Même si cela n'arrive pas tous les jours, nous sommes en capacité de réagir très rapidement. D'ailleurs, les conducteurs des journaux de 13 heures ou de 20 heures peuvent bouger une demi-heure ou même 5 minutes avant de prendre l'antenne ou encore pendant le direct, c'est une réactivité à laquelle nous sommes habitués. 

Dans vos éditions de 13 heures puis de 20 heures, des images amateures apparaissent à plusieurs reprises. À 13 heures, tous les visages sont floutés, à 20 heures ce n'est plus cas : celui de l'assaillant apparaît clairement. Comment cela se fait-il ? 

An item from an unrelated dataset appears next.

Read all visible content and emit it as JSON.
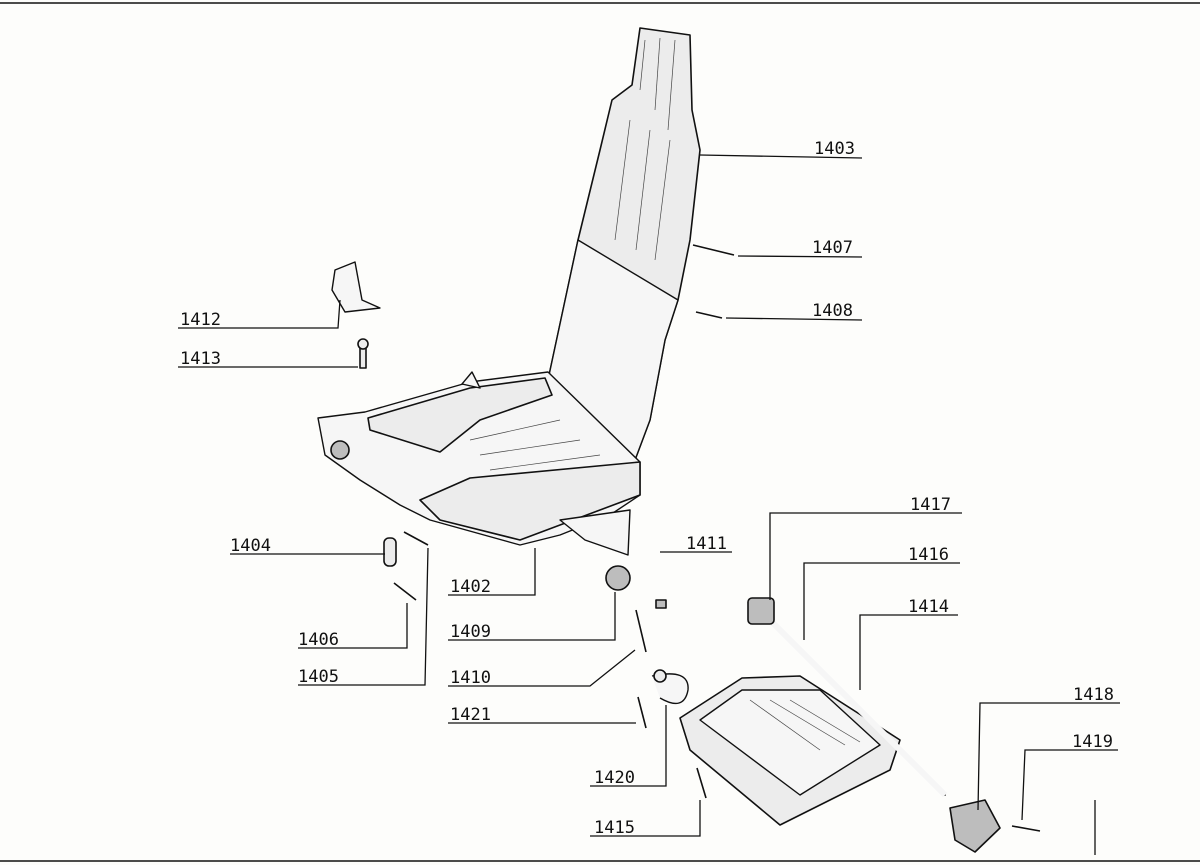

Avant éventuelle diffusion, notre équipe des Révélateurs vérifie toutes les images que nous souhaitons diffuser. Ils s'assurent qu’elles ont bien été tournées sur le lieu-dit, au moment donné, mais vérifient aussi qui est l’auteur des images et le contacte. Nous ne diffusons pas d'images dont nous ne sommes pas les auteurs si nous n'avons pas préalablement procéder à toutes ces vérifications. Mais une fois que nous sommes sûrs que les images ne sont pas fabriquées, il y a également la question de la présomption d'innocence. Tant que l'on n'a pas la certitude que l'homme dans la vidéo est bien l'agresseur, qu’il n’y a pas de confirmation policière ou judiciaire, nous floutons. À 13 heures nous sommes certains de la véracité des images, mais pas que c’est bien l’auteur que nous voyons dessus. À 20 heures, nous avons la certitude qu’il s’agit d’une seule et même personne. 

Pourquoi certaines des images amateures diffusées n’ont-elles pas été sourcées ?

Nous mettons la source des images en général en début de séquence. Il n'y a pas d'oubli : si la source n'apparaît pas du tout, c'est qu'elle demande à ne pas être identifiée pour une raison ou pour une autre, que nous avons les droits dessus ou que nous avons acheté les images en question.

Quels sont les risques d’une journée de ce genre ?

Vouloir aller trop vite, se précipiter sans être complètement sûrs et sans être « blindés ». Il y a chez nous plusieurs échelons de vérification car personne n'est infaillible. Il vaut mieux, à partir du moment où notre crédibilité est en jeu, prendre cinq minutes de plus pour effectuer une vérification.